WE NEED YOUR HELP — Support your hometown newspaper by making a donation.

Why we must commemorate Juneteenth


On April 9, 1865, Confederate Gen. Robert E. Lee surrendered to Union Gen. Ulysses S. Grant at Appomattox Courthouse in Virginia, ending the Civil War, the bloodiest conflict in American history, in which an estimated 498,000 soldiers died in battle. With the surrender of the South, slavery ended with the stroke of a pen.
But not quite. News of the emancipation of slaves did not reach Texas, a slave-holding state, until June 19, 1865. On that day, Union forces arrived on Galveston Island to free Texas’s slaves, who rejoiced in the streets. Since then, Juneteenth — a blend of June and 19th — has been celebrated in Texas.
It officially became a state holiday in 1980, but as of last year, only Texas recognized Juneteenth as a paid holiday for state employees.
Last week, Gov. Andrew Cuomo signed an executive order proclaiming Juneteenth an official New York holiday, on which state employees will receive a paid day off, starting next year. It was the right move.
If you think about it, June 19, 1865, was effectively the day when all Americans were at last free. The Declaration of Independence and the Constitution applied to all white people, but not to all black people. Millions were held in bondage, beaten and defiled into subservience. According to the 1860 census, there were 4 million slaves in the U.S., accounting for 12.9 percent of the country’s total population of 31 million.

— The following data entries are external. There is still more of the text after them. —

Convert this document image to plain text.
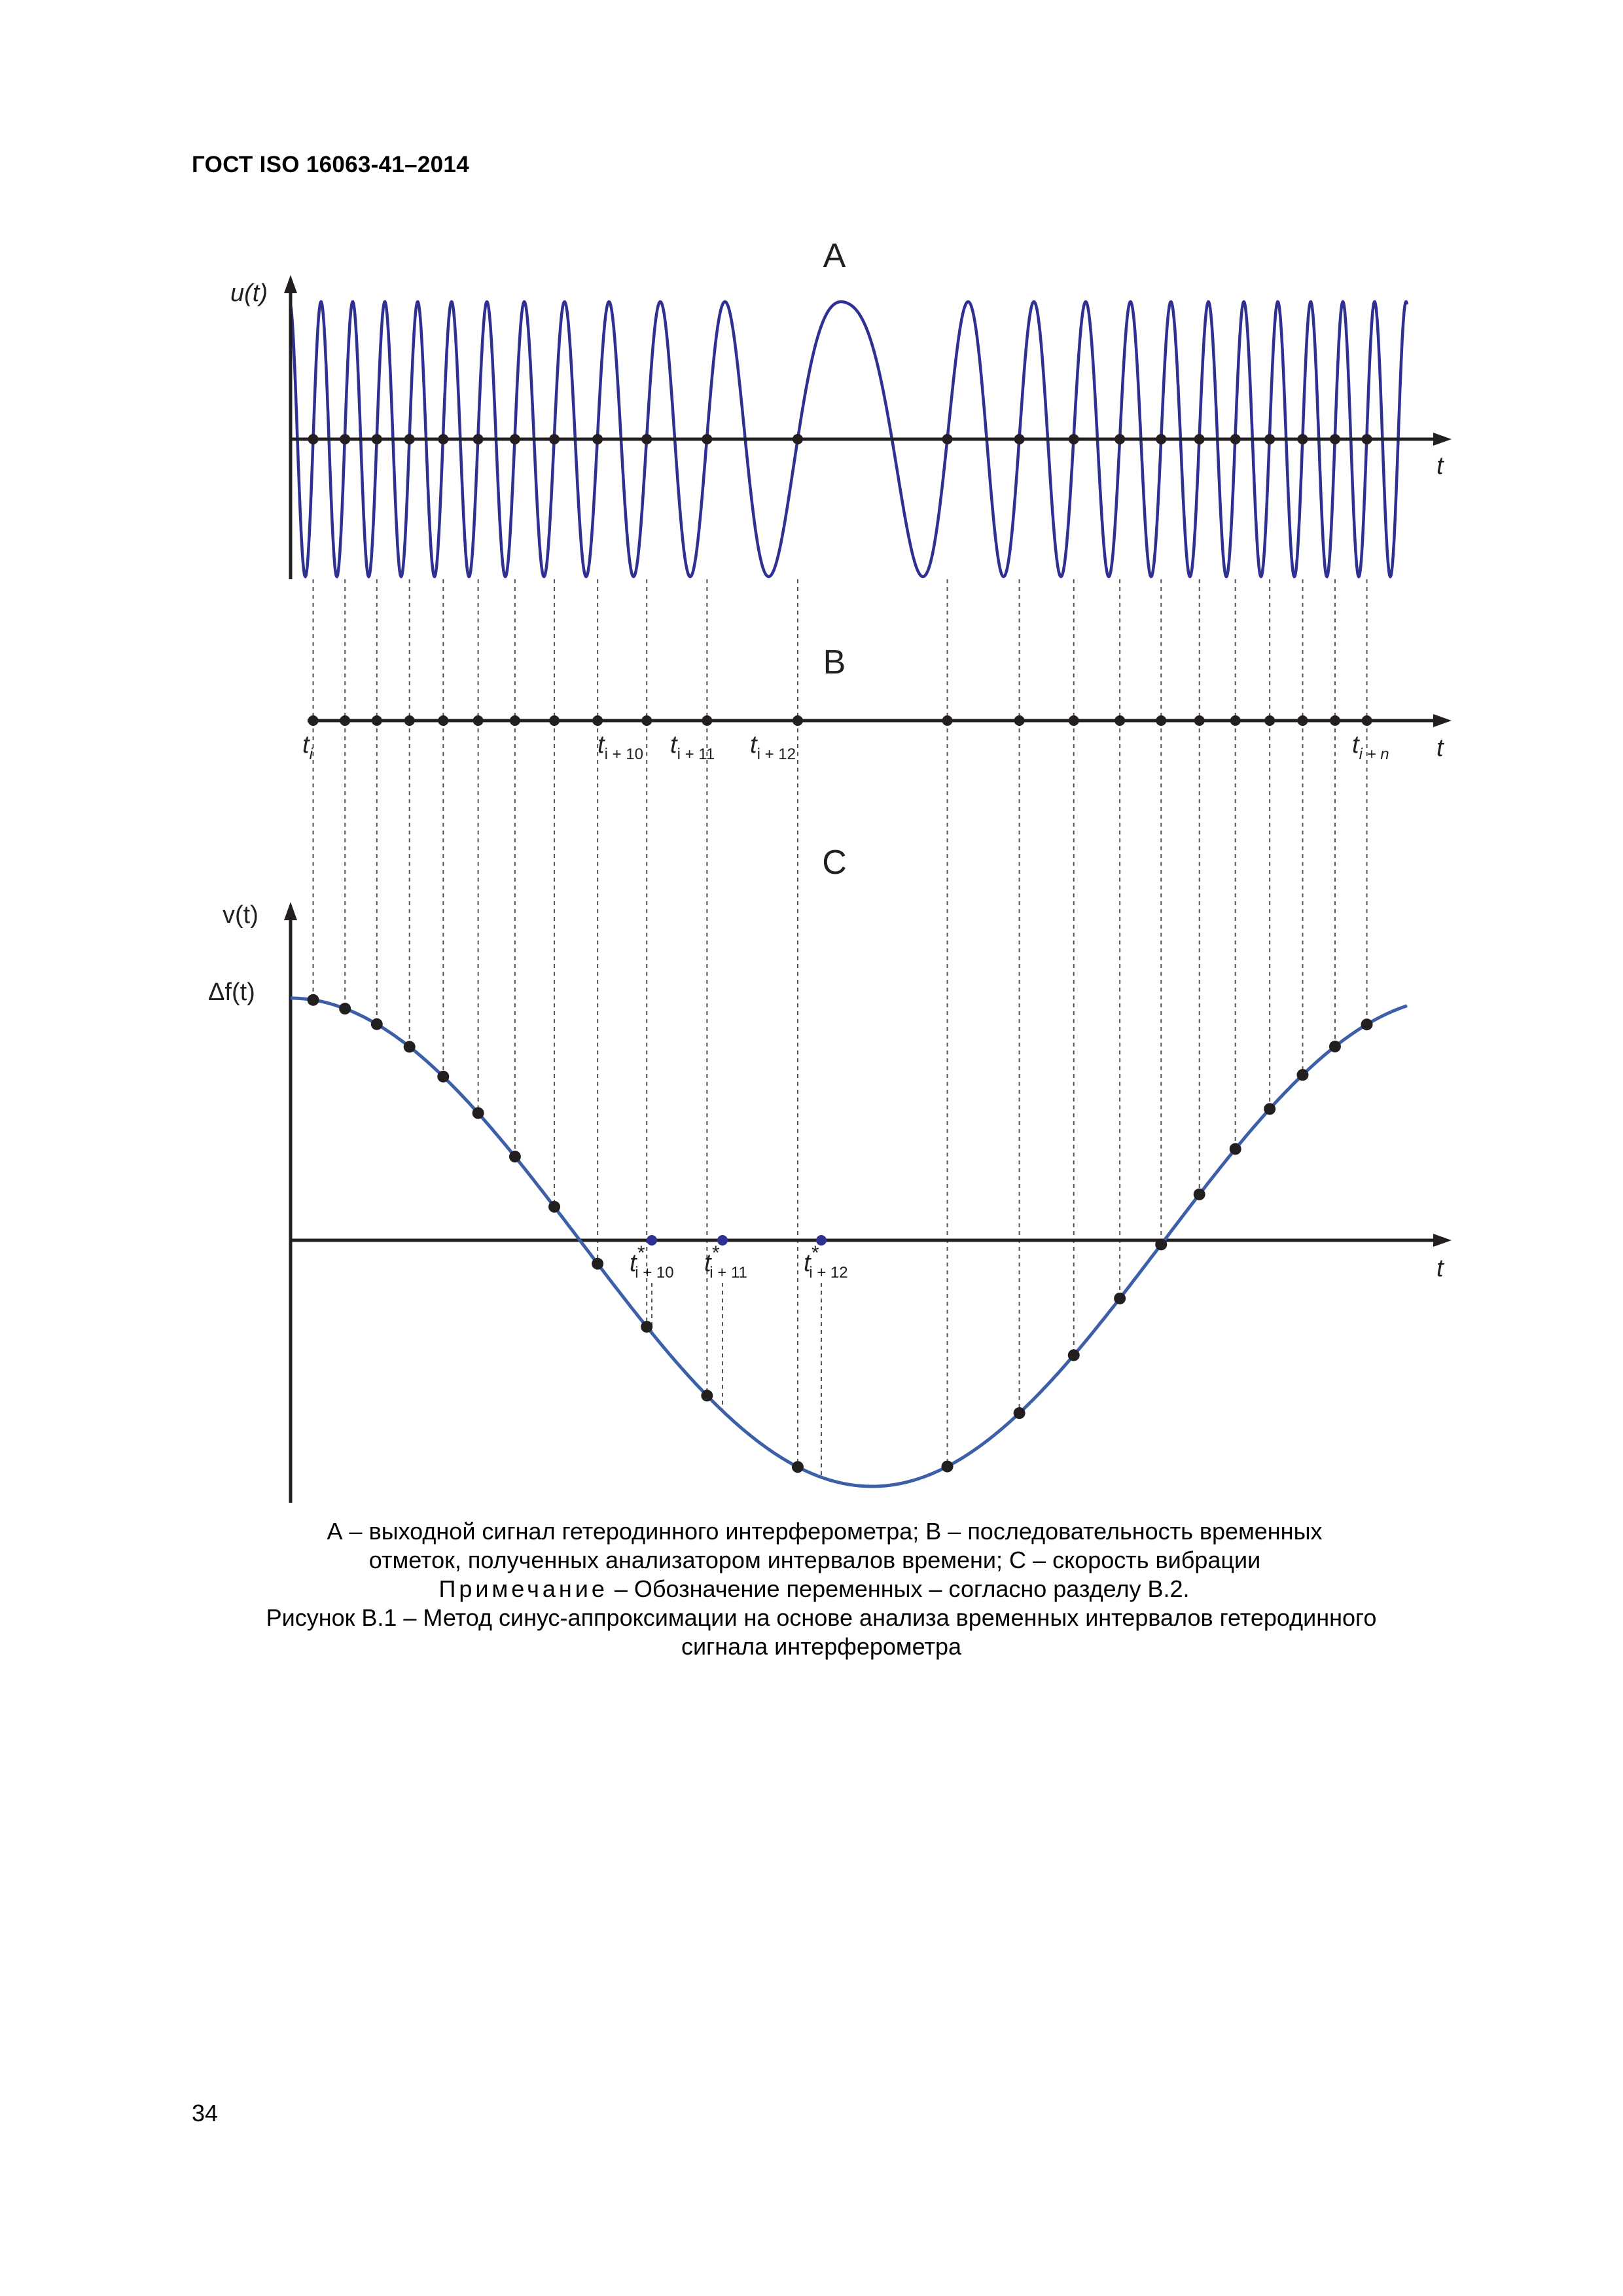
ГОСТ ISO 16063-41–2014
A
u(t)
t
B
t
$t_i$	$t_{i + 10}$ $t_{i + 11}$ $t_{i + 12}$	$t_{i + n}$
C
v(t)
Δf(t)
t
t* i + 10 t* i + 11 t* i + 12
А – выходной сигнал гетеродинного интерферометра; В – последовательность временных
отметок, полученных анализатором интервалов времени; С – скорость вибрации
Примечание – Обозначение переменных – согласно разделу В.2.
Рисунок В.1 – Метод синус-аппроксимации на основе анализа временных интервалов гетеродинного
сигнала интерферометра
34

For centuries, the U.S. held Fourth of July celebrations — as well it should have — but rarely, if ever, did we recognize that the hard-fought freedoms won during the Revolutionary War did not apply to millions for 76 years after the Constitution took effect.
Juneteenth — celebrated in Texas with cookouts, rodeos and street fairs — reminds us of that horrid reality, at the same time that it celebrates the victory over the evil of slavery.
We must remember and reflect on our nation’s long history of enslavement if we are to understand our present-day systemic racism — and someday soon, we hope, overcome it.
The death of George Floyd in Minneapolis on Memorial Day unleashed a wave of hundreds of peaceful protests and a handful of riots. It was clearly an inflection point in our history, a moment that, it appears, will move the needle further toward freedom and justice for all, regardless of skin color. New York, we are pleased to say, is playing a leading role in that movement.